さっきまでのミステリアスの雰囲気から少し「ピリッ」とした感じが見受けられた。
やはり、お祈りの邪魔をしてしまった事を怒っているのだろうか。
幾ら聖職者だろうと、寄り道を理由に大事なお祈りの時間を邪魔されたんだ。
怒ってない訳がないだろう……。
そこで、
「すいませんでした……」
僕はシスターさんに深深くお辞儀をした。
それぐらいの事をしたのだから当たり前だろ?
「……えっ?」
僕の行動にシスターさんは呆気にとられたのか、少し間の抜けた声を上げた。
「いや……やっぱりお祈りの邪魔をしてしまった事を不快に思っているんじゃないかと思って……」
「いえ、そういう事じゃないんですよ。

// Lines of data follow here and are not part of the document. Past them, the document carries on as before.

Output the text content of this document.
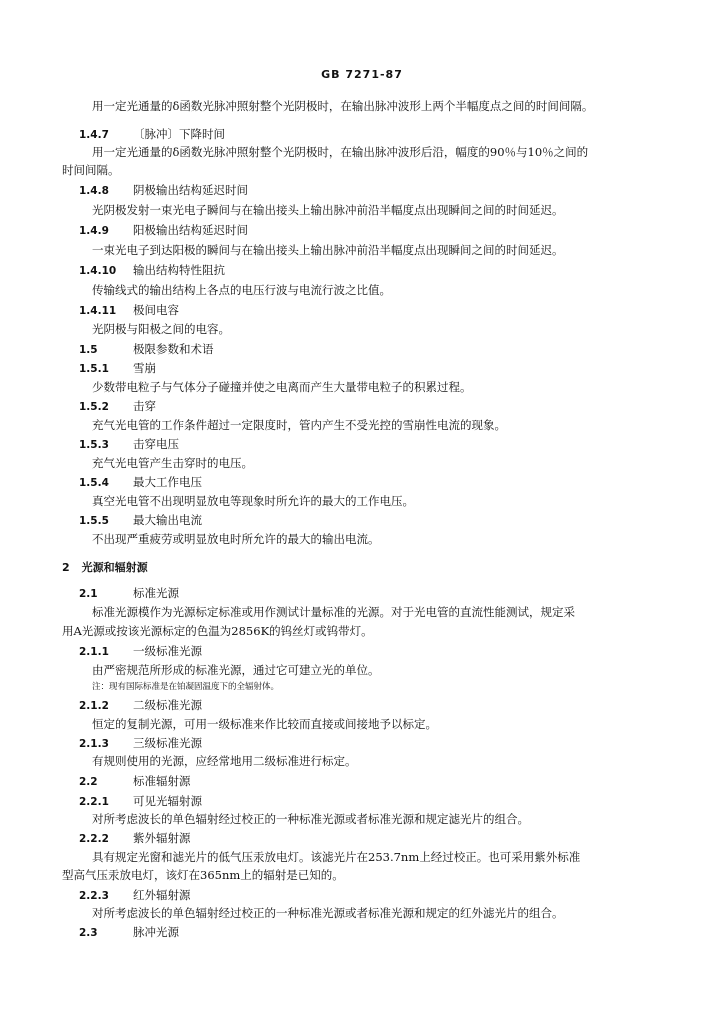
GB 7271-87
用一定光通量的δ函数光脉冲照射整个光阴极时，在输出脉冲波形上两个半幅度点之间的时间间隔。
1.4.7 〔脉冲〕下降时间
用一定光通量的δ函数光脉冲照射整个光阴极时，在输出脉冲波形后沿，幅度的90％与10％之间的
时间间隔。
1.4.8 阴极输出结构延迟时间
光阴极发射一束光电子瞬间与在输出接头上输出脉冲前沿半幅度点出现瞬间之间的时间延迟。
1.4.9 阳极输出结构延迟时间
一束光电子到达阳极的瞬间与在输出接头上输出脉冲前沿半幅度点出现瞬间之间的时间延迟。
1.4.10 输出结构特性阻抗
传输线式的输出结构上各点的电压行波与电流行波之比值。
1.4.11 极间电容
光阴极与阳极之间的电容。
1.5	极限参数和术语
1.5.1 雪崩
少数带电粒子与气体分子碰撞并使之电离而产生大量带电粒子的积累过程。
1.5.2 击穿
充气光电管的工作条件超过一定限度时，管内产生不受光控的雪崩性电流的现象。
1.5.3 击穿电压
充气光电管产生击穿时的电压。
1.5.4 最大工作电压
真空光电管不出现明显放电等现象时所允许的最大的工作电压。
1.5.5 最大输出电流
不出现严重疲劳或明显放电时所允许的最大的输出电流。
2 光源和辐射源
2.1	标准光源
标准光源模作为光源标定标准或用作测试计量标准的光源。对于光电管的直流性能测试，规定采
用A光源或按该光源标定的色温为2856K的钨丝灯或钨带灯。
2.1.1 一级标准光源
由严密规范所形成的标准光源，通过它可建立光的单位。
注：现有国际标准是在铂凝固温度下的全辐射体。
2.1.2 二级标准光源
恒定的复制光源，可用一级标准来作比较而直接或间接地予以标定。
2.1.3 三级标准光源
有规则使用的光源，应经常地用二级标准进行标定。
2.2	标准辐射源
2.2.1 可见光辐射源
对所考虑波长的单色辐射经过校正的一种标准光源或者标准光源和规定滤光片的组合。
2.2.2 紫外辐射源
具有规定光窗和滤光片的低气压汞放电灯。该滤光片在253.7nm上经过校正。也可采用紫外标准
型高气压汞放电灯，该灯在365nm上的辐射是已知的。
2.2.3 红外辐射源
对所考虑波长的单色辐射经过校正的一种标准光源或者标准光源和规定的红外滤光片的组合。
2.3	脉冲光源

——うん、そうですね……。これも何かの縁ですし、迷える子犬君は何か悩み事は無いですか?」
顎に指を添え、少し首を傾げてシスターさんは僕にそう尋ねる。
「悩み事です、か……」
ふむ、突然そんな事を聞かれてもなぁ〜。
——ここはあれか。
「悩み事が無いのが悩み事なんですよ〜」って、茶目っ気たっぷりで言う所、か?
「あっ、ちなみにですよ。——悩み事が無いのが悩み事とか、言うのはなしですよ。君は見るからに捻くれた方のようですし……」
そう言って、シスターさんは眉間にしわを寄せ、ジト目で僕の事を見つめてくる。
「そ、そんな訳ないですよ。僕は正直者で名が通ってますよ。——そうですね、悩み事じゃないんですけど、あのステンドグラス……」
僕は小さく呟いた。
たまたまだろうけど、考えていた事が見抜かれてしまい僕は少し焦ってしまった。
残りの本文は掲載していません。